A huge part of preventing and/or addressing such challenges falls to us as parents. The environment we create for our children, how we parent, choices we make about toys, play and the media all influence our children’s development. Based on Donna’s deep understanding of the therapeutic basis of Waldorf education, this book helps a parent better understand what might be happening with his/her child so as to encourage and nurture healthy development.
This new publication spans the early years through fifth grade with a look at the teen years (the previous edition covers early years through third grade). In it you will find in-depth discussion of the anthroposophical basis of the Waldorf curriculum including sections on the 3fold and 4fold human being; the 12 senses; addictive behaviors; the Waldorf home; and a detailed explanation of the unfolding of child development from birth into the teen years. There are also more games and movement ideas with instructions for how to work at home with one child or many, as well as with older children.

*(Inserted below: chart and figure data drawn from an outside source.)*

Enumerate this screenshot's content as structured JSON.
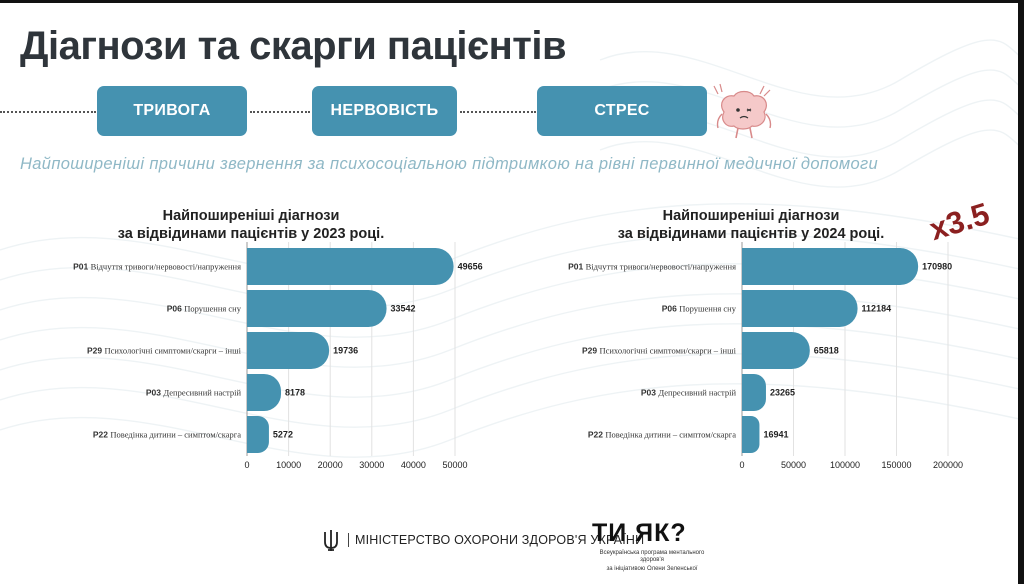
{
  "title": "Діагнози та скарги пацієнтів",
  "pills": [
    "ТРИВОГА",
    "НЕРВОВІСТЬ",
    "СТРЕС"
  ],
  "subtitle": "Найпоширеніші причини звернення за психосоціальною підтримкою на рівні первинної медичної допомоги",
  "multiplier": "x3.5",
  "footer": {
    "ministry": "МІНІСТЕРСТВО ОХОРОНИ ЗДОРОВ'Я УКРАЇНИ",
    "program_name": "ТИ ЯК?",
    "program_note_1": "Всеукраїнська програма ментального здоров'я",
    "program_note_2": "за ініціативою Олени Зеленської"
  },
  "colors": {
    "accent": "#4592b0",
    "title": "#2f353b",
    "multiplier": "#8b2020",
    "subtitle": "#8fb8c6"
  },
  "chart_data": [
    {
      "type": "bar",
      "orientation": "horizontal",
      "title_line1": "Найпоширеніші діагнози",
      "title_line2": "за відвідинами пацієнтів у 2023 році.",
      "categories": [
        {
          "code": "P01",
          "label": "Відчуття тривоги/нервовості/напруження"
        },
        {
          "code": "P06",
          "label": "Порушення сну"
        },
        {
          "code": "P29",
          "label": "Психологічні симптоми/скарги – інші"
        },
        {
          "code": "P03",
          "label": "Депресивний настрій"
        },
        {
          "code": "P22",
          "label": "Поведінка дитини – симптом/скарга"
        }
      ],
      "values": [
        49656,
        33542,
        19736,
        8178,
        5272
      ],
      "xticks": [
        0,
        10000,
        20000,
        30000,
        40000,
        50000
      ],
      "xlim": [
        0,
        55000
      ],
      "grid": true
    },
    {
      "type": "bar",
      "orientation": "horizontal",
      "title_line1": "Найпоширеніші діагнози",
      "title_line2": "за відвідинами пацієнтів у 2024 році.",
      "categories": [
        {
          "code": "P01",
          "label": "Відчуття тривоги/нервовості/напруження"
        },
        {
          "code": "P06",
          "label": "Порушення сну"
        },
        {
          "code": "P29",
          "label": "Психологічні симптоми/скарги – інші"
        },
        {
          "code": "P03",
          "label": "Депресивний настрій"
        },
        {
          "code": "P22",
          "label": "Поведінка дитини – симптом/скарга"
        }
      ],
      "values": [
        170980,
        112184,
        65818,
        23265,
        16941
      ],
      "xticks": [
        0,
        50000,
        100000,
        150000,
        200000
      ],
      "xlim": [
        0,
        220000
      ],
      "grid": true
    }
  ]
}
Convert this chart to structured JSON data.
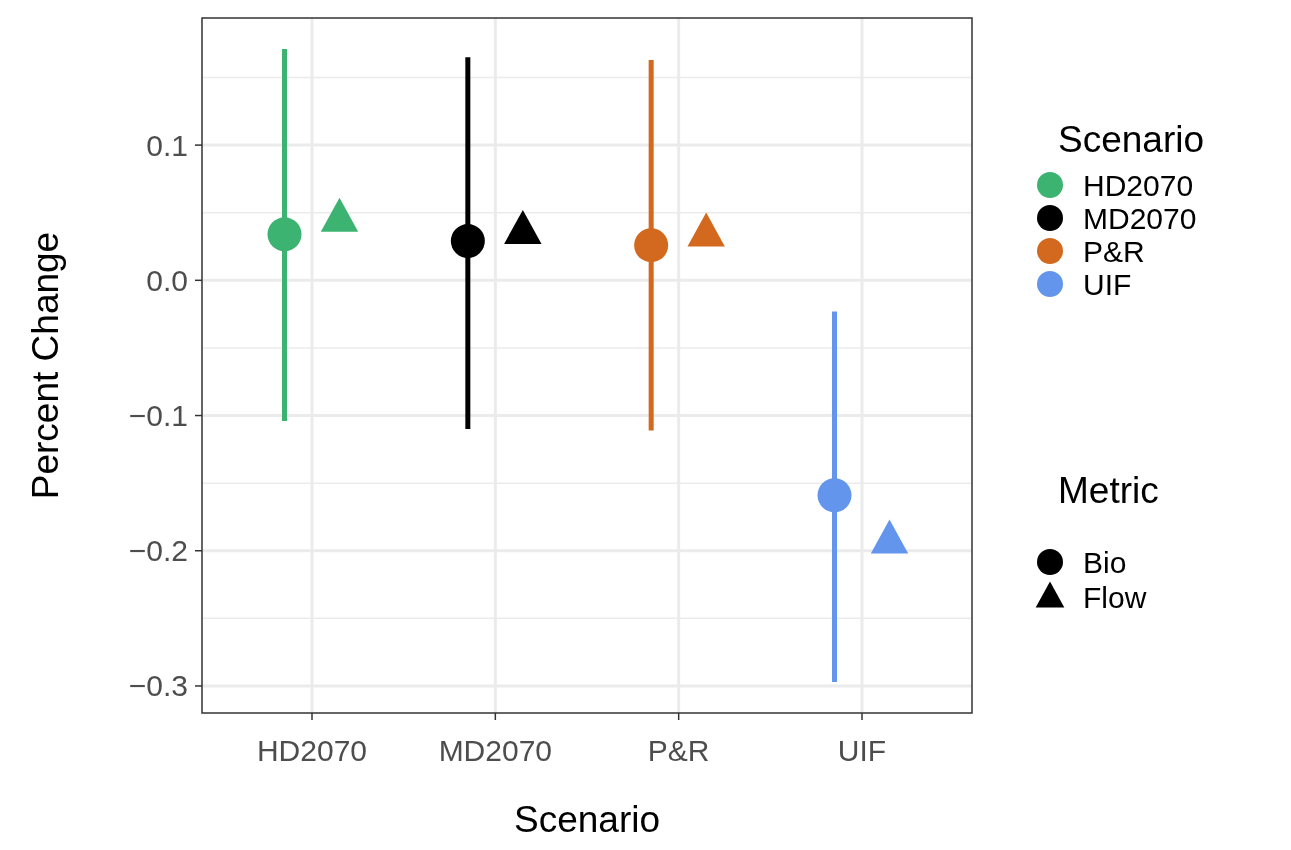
{
  "chart_data": {
    "type": "scatter",
    "xlabel": "Scenario",
    "ylabel": "Percent Change",
    "legend_title": [
      "Scenario",
      "Metric"
    ],
    "categories": [
      "HD2070",
      "MD2070",
      "P&R",
      "UIF"
    ],
    "series": [
      {
        "name": "Bio",
        "type": "scatter",
        "marker": "circle",
        "color": "#000000",
        "colors": [
          "#3cb371",
          "#000000",
          "#d2691e",
          "#6495ed"
        ],
        "values": [
          0.034,
          0.029,
          0.026,
          -0.159
        ],
        "errors": [
          [
            -0.104,
            0.171
          ],
          [
            -0.11,
            0.165
          ],
          [
            -0.111,
            0.163
          ],
          [
            -0.297,
            -0.023
          ]
        ]
      },
      {
        "name": "Flow",
        "type": "scatter",
        "marker": "triangle",
        "color": "#000000",
        "colors": [
          "#3cb371",
          "#000000",
          "#d2691e",
          "#6495ed"
        ],
        "values": [
          0.046,
          0.037,
          0.035,
          -0.192
        ]
      }
    ],
    "ylim": [
      -0.32,
      0.194
    ],
    "yticks": [
      -0.3,
      {
        "value": -0.25,
        "label": null
      },
      -0.2,
      {
        "value": -0.15,
        "label": null
      },
      -0.1,
      {
        "value": -0.05,
        "label": null
      },
      {
        "value": 0,
        "label": "0.0"
      },
      {
        "value": 0.05,
        "label": null
      },
      0.1,
      {
        "value": 0.15,
        "label": null
      }
    ],
    "grid": true,
    "legend": "right"
  }
}
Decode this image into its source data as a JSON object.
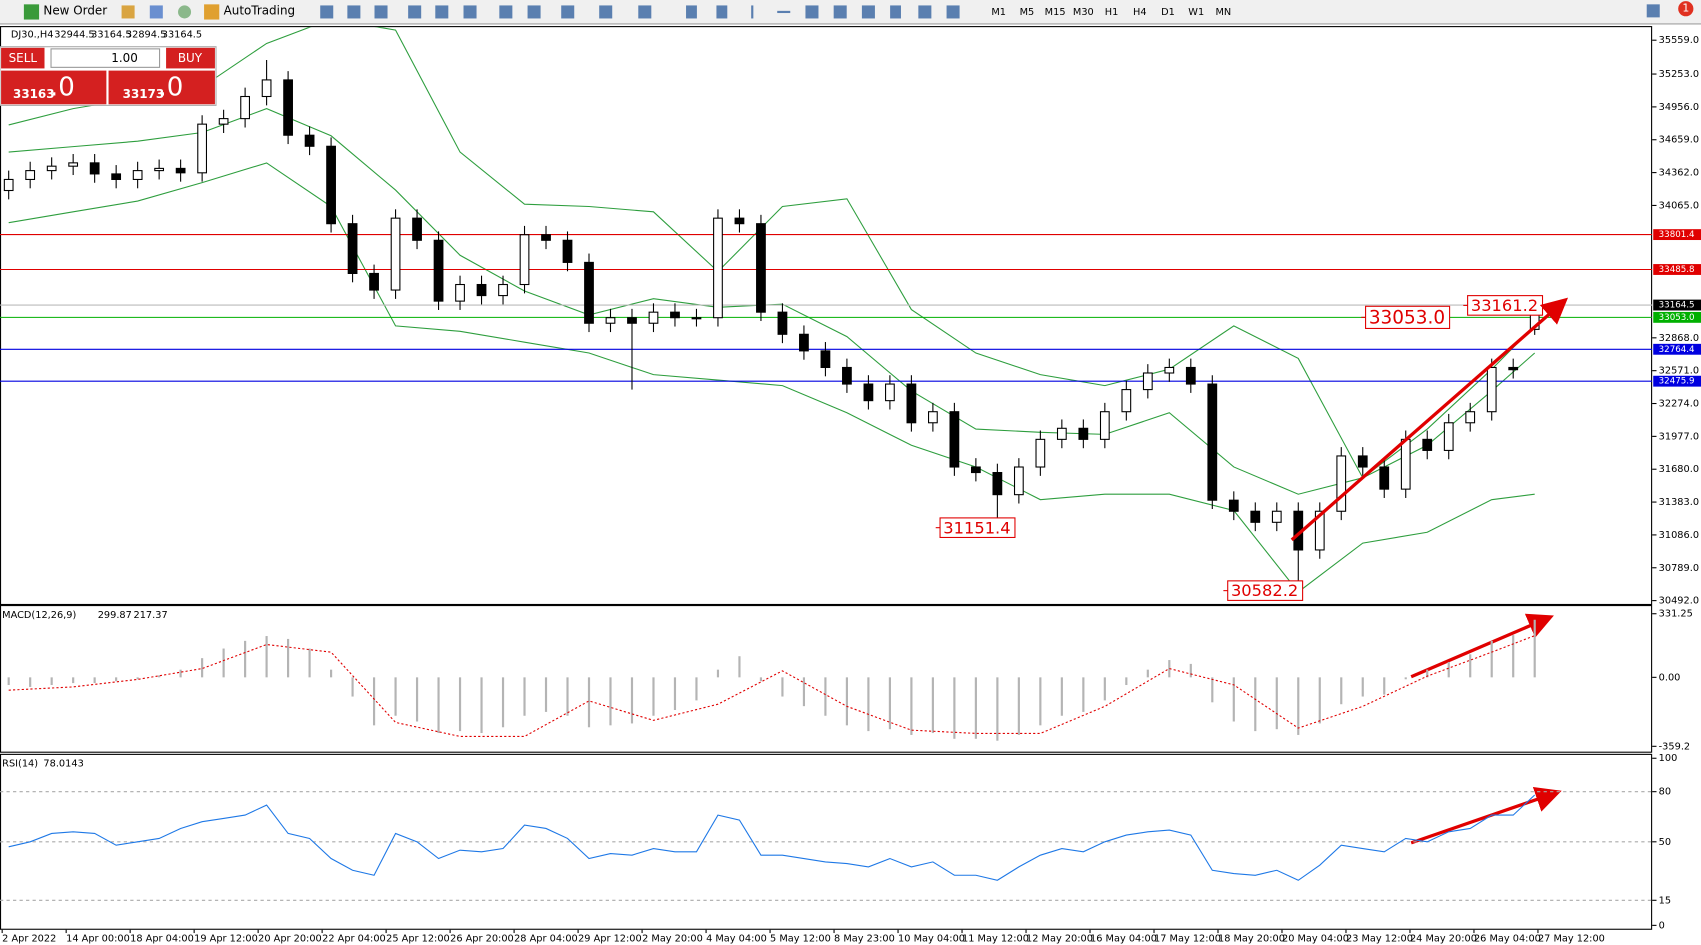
{
  "toolbar": {
    "new_order": "New Order",
    "autotrading": "AutoTrading",
    "timeframes": [
      "M1",
      "M5",
      "M15",
      "M30",
      "H1",
      "H4",
      "D1",
      "W1",
      "MN"
    ],
    "alerts": "1"
  },
  "trade_panel": {
    "sell": "SELL",
    "buy": "BUY",
    "lot": "1.00",
    "bid_main": "33163",
    "bid_pips": ".0",
    "ask_main": "33173",
    "ask_pips": ".0"
  },
  "chart_data": [
    {
      "type": "candlestick",
      "title": "DJ30.,H4",
      "open": [
        34200,
        34300,
        34380,
        34420,
        34450,
        34350,
        34300,
        34380,
        34400,
        34360,
        34800,
        34850,
        35050,
        35200,
        34700,
        34600,
        33900,
        33450,
        33300,
        33950,
        33750,
        33200,
        33350,
        33250,
        33350,
        33800,
        33750,
        33550,
        33000,
        33050,
        33000,
        33100,
        33050,
        33050,
        33950,
        33900,
        33100,
        32900,
        32750,
        32600,
        32450,
        32300,
        32450,
        32100,
        32200,
        31700,
        31650,
        31450,
        31700,
        31950,
        32050,
        31950,
        32200,
        32400,
        32550,
        32600,
        32450,
        31400,
        31300,
        31200,
        31300,
        30950,
        31300,
        31800,
        31700,
        31500,
        31950,
        31850,
        32100,
        32200,
        32600,
        32944.5
      ],
      "high": [
        34380,
        34460,
        34500,
        34530,
        34530,
        34430,
        34460,
        34480,
        34480,
        34880,
        34930,
        35130,
        35380,
        35280,
        34780,
        34680,
        33980,
        33530,
        34030,
        34030,
        33830,
        33430,
        33430,
        33430,
        33880,
        33880,
        33830,
        33630,
        33130,
        33130,
        33180,
        33180,
        33130,
        34030,
        34030,
        33980,
        33180,
        32980,
        32830,
        32680,
        32530,
        32530,
        32530,
        32280,
        32280,
        31780,
        31730,
        31780,
        32030,
        32130,
        32130,
        32280,
        32480,
        32630,
        32680,
        32680,
        32530,
        31480,
        31380,
        31380,
        31380,
        31380,
        31880,
        31880,
        31780,
        32030,
        32030,
        32180,
        32280,
        32680,
        32680,
        33164.5
      ],
      "low": [
        34120,
        34220,
        34300,
        34340,
        34270,
        34220,
        34220,
        34300,
        34280,
        34280,
        34720,
        34770,
        34970,
        34620,
        34520,
        33820,
        33370,
        33220,
        33220,
        33670,
        33120,
        33120,
        33170,
        33170,
        33270,
        33670,
        33470,
        32920,
        32920,
        32400,
        32920,
        32970,
        32970,
        32970,
        33820,
        33020,
        32820,
        32670,
        32520,
        32370,
        32220,
        32220,
        32020,
        32020,
        31620,
        31570,
        31151.4,
        31370,
        31620,
        31870,
        31870,
        31870,
        32120,
        32320,
        32470,
        32370,
        31320,
        31220,
        31120,
        31120,
        30582.2,
        30870,
        31220,
        31620,
        31420,
        31420,
        31770,
        31770,
        32020,
        32120,
        32500,
        32894.5
      ],
      "close": [
        34300,
        34380,
        34420,
        34450,
        34350,
        34300,
        34380,
        34400,
        34360,
        34800,
        34850,
        35050,
        35200,
        34700,
        34600,
        33900,
        33450,
        33300,
        33950,
        33750,
        33200,
        33350,
        33250,
        33350,
        33800,
        33750,
        33550,
        33000,
        33050,
        33000,
        33100,
        33050,
        33050,
        33950,
        33900,
        33100,
        32900,
        32750,
        32600,
        32450,
        32300,
        32450,
        32100,
        32200,
        31700,
        31650,
        31450,
        31700,
        31950,
        32050,
        31950,
        32200,
        32400,
        32550,
        32600,
        32450,
        31400,
        31300,
        31200,
        31300,
        30950,
        31300,
        31800,
        31700,
        31500,
        31950,
        31850,
        32100,
        32200,
        32600,
        32580,
        33164.5
      ],
      "bollinger": {
        "color": "#2e9e3e",
        "x": [
          0,
          3,
          6,
          9,
          12,
          15,
          18,
          21,
          24,
          27,
          30,
          33,
          36,
          39,
          42,
          45,
          48,
          51,
          54,
          57,
          60,
          63,
          66,
          69,
          71
        ],
        "upper": [
          34793,
          34940,
          35039,
          35137,
          35530,
          35750,
          35650,
          34548,
          34076,
          34056,
          34007,
          33467,
          34056,
          34125,
          33124,
          32731,
          32535,
          32436,
          32584,
          32976,
          32682,
          31602,
          32043,
          32584,
          32976
        ],
        "middle": [
          34548,
          34597,
          34646,
          34724,
          34940,
          34695,
          34204,
          33615,
          33291,
          33075,
          33222,
          33144,
          33173,
          32879,
          32388,
          32043,
          32014,
          31995,
          32191,
          31700,
          31454,
          31602,
          31897,
          32388,
          32731
        ],
        "lower": [
          33909,
          34007,
          34105,
          34272,
          34449,
          34056,
          32976,
          32927,
          32829,
          32731,
          32535,
          32486,
          32436,
          32191,
          31897,
          31700,
          31405,
          31454,
          31454,
          31307,
          30570,
          31012,
          31110,
          31405,
          31454
        ]
      },
      "ylim": [
        30462,
        35677
      ],
      "yticks": [
        {
          "value": 35559,
          "label": "35559.0"
        },
        {
          "value": 35253,
          "label": "35253.0"
        },
        {
          "value": 34956,
          "label": "34956.0"
        },
        {
          "value": 34659,
          "label": "34659.0"
        },
        {
          "value": 34362,
          "label": "34362.0"
        },
        {
          "value": 34065,
          "label": "34065.0"
        },
        {
          "value": 32868,
          "label": "32868.0"
        },
        {
          "value": 32571,
          "label": "32571.0"
        },
        {
          "value": 32274,
          "label": "32274.0"
        },
        {
          "value": 31977,
          "label": "31977.0"
        },
        {
          "value": 31680,
          "label": "31680.0"
        },
        {
          "value": 31383,
          "label": "31383.0"
        },
        {
          "value": 31086,
          "label": "31086.0"
        },
        {
          "value": 30789,
          "label": "30789.0"
        },
        {
          "value": 30492,
          "label": "30492.0"
        }
      ],
      "current_price": {
        "value": 33164.5,
        "label": "33164.5"
      },
      "levels": [
        {
          "value": 33801.4,
          "label": "33801.4",
          "color": "#e00000"
        },
        {
          "value": 33485.8,
          "label": "33485.8",
          "color": "#e00000"
        },
        {
          "value": 33053,
          "label": "33053.0",
          "color": "#00b000"
        },
        {
          "value": 32764.4,
          "label": "32764.4",
          "color": "#0000e0"
        },
        {
          "value": 32475.9,
          "label": "32475.9",
          "color": "#0000e0"
        }
      ],
      "annotations": [
        {
          "value": 33053,
          "label": "33053.0"
        },
        {
          "value": 33161.2,
          "label": "33161.2"
        },
        {
          "value": 31151.4,
          "label": "31151.4"
        },
        {
          "value": 30582.2,
          "label": "30582.2"
        }
      ],
      "x_labels": [
        "2 Apr 2022",
        "14 Apr 00:00",
        "18 Apr 04:00",
        "19 Apr 12:00",
        "20 Apr 20:00",
        "22 Apr 04:00",
        "25 Apr 12:00",
        "26 Apr 20:00",
        "28 Apr 04:00",
        "29 Apr 12:00",
        "2 May 20:00",
        "4 May 04:00",
        "5 May 12:00",
        "8 May 23:00",
        "10 May 04:00",
        "11 May 12:00",
        "12 May 20:00",
        "16 May 04:00",
        "17 May 12:00",
        "18 May 20:00",
        "20 May 04:00",
        "23 May 12:00",
        "24 May 20:00",
        "26 May 04:00",
        "27 May 12:00"
      ]
    },
    {
      "type": "macd",
      "title": "MACD(12,26,9)",
      "color": "#b4b4b4",
      "signal_color": "#e00000",
      "values": [
        -40,
        -50,
        -40,
        -30,
        -30,
        -20,
        -10,
        10,
        40,
        100,
        150,
        190,
        215,
        200,
        150,
        40,
        -100,
        -250,
        -200,
        -230,
        -290,
        -280,
        -290,
        -260,
        -200,
        -180,
        -200,
        -260,
        -250,
        -240,
        -200,
        -170,
        -120,
        40,
        110,
        -20,
        -100,
        -150,
        -200,
        -250,
        -280,
        -270,
        -300,
        -290,
        -320,
        -320,
        -330,
        -300,
        -250,
        -200,
        -180,
        -120,
        -40,
        40,
        90,
        70,
        -130,
        -230,
        -280,
        -270,
        -300,
        -240,
        -140,
        -100,
        -90,
        -10,
        40,
        80,
        120,
        190,
        220,
        299.87
      ],
      "signal_x": [
        0,
        3,
        6,
        9,
        12,
        15,
        18,
        21,
        24,
        27,
        30,
        33,
        36,
        39,
        42,
        45,
        48,
        51,
        54,
        57,
        60,
        63,
        66,
        69,
        71
      ],
      "signal": [
        -67,
        -50,
        -11,
        46,
        171,
        131,
        -235,
        -308,
        -308,
        -123,
        -224,
        -140,
        34,
        -151,
        -275,
        -292,
        -292,
        -151,
        46,
        -39,
        -264,
        -151,
        6,
        131,
        217.37
      ],
      "ylim": [
        -387,
        371
      ],
      "yticks": [
        331.25,
        {
          "value": 0,
          "label": "0.00"
        },
        -359.2
      ]
    },
    {
      "type": "rsi",
      "title": "RSI(14)",
      "color": "#1e78e6",
      "values": [
        47,
        50,
        55,
        56,
        55,
        48,
        50,
        52,
        58,
        62,
        64,
        66,
        72,
        55,
        52,
        40,
        33,
        30,
        55,
        50,
        40,
        45,
        44,
        46,
        60,
        58,
        52,
        40,
        43,
        42,
        46,
        44,
        44,
        66,
        63,
        42,
        42,
        40,
        38,
        37,
        35,
        40,
        35,
        38,
        30,
        30,
        27,
        35,
        42,
        46,
        44,
        50,
        54,
        56,
        57,
        54,
        33,
        31,
        30,
        33,
        27,
        36,
        48,
        46,
        44,
        52,
        50,
        56,
        58,
        66,
        66,
        78.0143
      ],
      "ylim": [
        -2,
        102
      ],
      "yticks": [
        100,
        80,
        50,
        15,
        0
      ],
      "levels": [
        80,
        50,
        15
      ]
    }
  ]
}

Included with the new Joyful Movement is a companion video showing how to do some of the games and movement from Joyful Movement, as well as Donna (sometimes with friend) cheerfully singing all the songs. She also gives pedagogical advice about the various games and songs throughout the film.
This 50 minute video is not available separately.
Please note: This book is also an integral part of the Christopherus Curriculum for 1st through about 5th grade. And any early years purchases will not be complete without it.
Content includes:
-
An overview of child development birth – teen years
- Ways of thinking about technology use, homelife, play and learning to enhance your child’s development
- Songs (many with music), verses, fingerplays, math activities and movement exercises;
- Ideas for nurturing the senses of touch, warmth, balance, listening and smell;
- A Waldorf-inspired backyard assault course;
- Ideas for games with groups of children.